CHP'de neler olup bittiğini anlamak hiç de kolay değil. Bir yanda parti içi iktidar kavgaları, öte yanda şiddetle arasına mesafe koyamayan HDP'yi sahiplenme çabaları hız kesmeden sürüyor.
Bir yanda kongrelere "tek aday" dayatılıyor, öte yanda Kemal Kılıçdaroğlu çıkıp, son dönemde yakınlaştığı bazı aydınların siyaset diliyle "Cumhuriyeti demokrasiyle buluşturma" gibi iddialı bir vaatte bulunuyor.
Ama aynı partide "eleştiri hakkını" kullanan eski üyeler peş peşe partiden ihraç ediliyor.
Eski CHP milletvekili ve yöneticisi Yılmaz Ateş'in yaşadıkları bunun tipik örneği. Ateş, benim de bulunduğum CNNTürk programında, kendisini de işin içine katarak şu tarihi özeleştiriyi yapmıştı:
"MHP'yi ve Fenerbahçe Spor Kulübü'nü tebrik ediyorum. Maalesef benim partim (FETÖ'ye) teslim oldu ama MHP ve Fenerbahçe o terör örgütüne teslim olmadı. Eğer dik durabilseydik 15 Temmuz darbe girişimi de olmayacaktı."
Parti içi demokrasiye "tek" sahip olmasıyla övünen CHP, ne yazık ki bu açıklamaya tahammül etmedi ve Ateş'i disiplin kuruluna verdi. Önceki gün de Ankara CHP İl Disiplin Kurulu kararını açıkladı: "İhraç..." Buraya kadar işin sadece görünen kısmı, arka planda ise çok daha vahim şeyler oldu.

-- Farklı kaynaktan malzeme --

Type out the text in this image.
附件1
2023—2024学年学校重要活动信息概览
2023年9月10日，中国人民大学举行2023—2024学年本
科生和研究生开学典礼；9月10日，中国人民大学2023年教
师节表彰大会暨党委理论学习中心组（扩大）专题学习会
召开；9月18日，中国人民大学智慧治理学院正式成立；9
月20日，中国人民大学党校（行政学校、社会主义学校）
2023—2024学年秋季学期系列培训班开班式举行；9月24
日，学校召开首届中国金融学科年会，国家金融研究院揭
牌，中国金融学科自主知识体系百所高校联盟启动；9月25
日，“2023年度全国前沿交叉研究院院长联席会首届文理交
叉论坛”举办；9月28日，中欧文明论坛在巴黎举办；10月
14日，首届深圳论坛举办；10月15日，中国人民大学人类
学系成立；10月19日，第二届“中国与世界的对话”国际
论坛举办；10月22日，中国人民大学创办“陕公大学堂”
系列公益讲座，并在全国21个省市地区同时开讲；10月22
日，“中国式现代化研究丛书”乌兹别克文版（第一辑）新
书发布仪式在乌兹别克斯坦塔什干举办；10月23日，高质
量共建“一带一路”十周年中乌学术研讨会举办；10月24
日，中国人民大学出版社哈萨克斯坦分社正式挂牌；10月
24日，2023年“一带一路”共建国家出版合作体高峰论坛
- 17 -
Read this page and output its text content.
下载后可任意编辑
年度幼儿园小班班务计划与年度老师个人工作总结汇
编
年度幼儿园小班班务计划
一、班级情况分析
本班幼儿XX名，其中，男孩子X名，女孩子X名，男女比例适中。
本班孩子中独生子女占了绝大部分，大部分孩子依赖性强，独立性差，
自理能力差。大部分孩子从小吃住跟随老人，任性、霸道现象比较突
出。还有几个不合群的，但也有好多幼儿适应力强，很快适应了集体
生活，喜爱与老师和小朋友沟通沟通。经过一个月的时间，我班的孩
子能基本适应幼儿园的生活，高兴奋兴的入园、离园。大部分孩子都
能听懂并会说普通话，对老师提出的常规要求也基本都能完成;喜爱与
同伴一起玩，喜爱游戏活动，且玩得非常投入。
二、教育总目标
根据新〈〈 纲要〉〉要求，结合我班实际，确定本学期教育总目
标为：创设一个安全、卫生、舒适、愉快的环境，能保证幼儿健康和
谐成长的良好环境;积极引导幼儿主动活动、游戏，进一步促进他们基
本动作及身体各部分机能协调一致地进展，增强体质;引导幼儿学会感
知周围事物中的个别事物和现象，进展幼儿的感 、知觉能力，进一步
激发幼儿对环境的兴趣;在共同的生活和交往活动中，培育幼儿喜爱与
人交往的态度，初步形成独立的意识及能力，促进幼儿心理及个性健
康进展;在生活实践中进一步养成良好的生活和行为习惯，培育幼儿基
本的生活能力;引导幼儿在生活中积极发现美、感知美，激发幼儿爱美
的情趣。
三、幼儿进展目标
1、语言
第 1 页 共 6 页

Önce CHP Ankara İl Disiplin Kurulu'na gidelim. İl Disiplin Kurulu'nun 9 üyesinden biri hastalık gerekçesiyle gelmeyince oradaki oylama 4'e 4 çıktı. Bu ihraç kararının çıkmayacağı anlamına geliyordu.
Sonra kulislerde konuşulanlara göre araya parti yetkilileri girdi ve oylama sonucu 7'ye 1 olarak değişti.
Konu önceki gün Parti Meclisi'nin de gündemindeydi. CHP Genel Başkanı Kemal Kılıçdaroğlu'nun gözü önünde bu konu da tartışıldı. Aykut Erdoğdu ihraçtan yana tavır alırken İlhan Cihaner gibi birkaç isim karara karşı çıktı.
Cihaner'in, "Programı ben de izledim.
Yılmaz Ateş kendisinin de içinde bulunduğu yönetimi kastetti.
Bunda ne var?" deyince bu kez devreye Kılıçdaroğlu girdi ve çok ilginç bir açıklama yaptı: "Bu tartışmayı uzatmayalım.
Ateş'i aradım ve savunmasını da okudum.
Konuyu burada kapatalım." Gerçekten ilginçti çünkü konuyu Yılmaz Ateş'e iletince ortaya bambaşka bir gerçek çıktı. Ateş'e sordum; "Kemal Bey, PM'de sizi aradığını ve savunmanızı okuduğunu söylemiş. Sizi aradı mı ve nasıl bir savunma yaptınız?" Ateş, bir an sessiz kaldıktan sonra cevap verdi: "Bu bilgi bana da geldi.
Duyduğumda da dehşete kapıldım.
Ne ben aradım ne de arandım.
Savunmamı da göndermedim." Peki, bu ne anlama geliyordu? Ateş, sadece şunu söyledi: "Kemal Bey bunu hep yapar." Sürecin bundan sonrasına gelince...
Ateş, CHP'nin tarihine de atıf yapan bir savunma hazırladığını ve Yüksek Disiplin Kurulu'na göndereceğini söyledi. O savunmasıyla ilgili olarak da şu ipucunu verdi:
"CHP ulusal kurtuluş savaşı zemininde doğdu. Mustafa Kemal gündüz savaş alanında, gece de Meclis'e gelerek muhalif milletvekillerini dinledi. Ve bu tecrübesiyle faşizmin dünyada yükseldiği 1930'larda şu çarpıcı tespiti yaptı; 'Partideki bir eksiği, yanlışı kayıtsız şartsız eleştireceksiniz. Bunun olmaması partiye daha büyük zarar verir.' Ayrıca önümüzde İnönü gibi tarihi bir kişiliği eleştiren bir Ecevit gerçeği var. Kemal Bey sık sık, bu geçmişe atıf yaparak, 'Özgür bir partinin özgür bireyleri mi olacağız yoksa kapı kulları mı?' diyor. Herhalde ikincisi tercih ediliyor ki ihraç kararı çıkıyor. Bu demokrasiyle uyuşmuyor. Partiye ve Türkiye'ye yazık oluyor."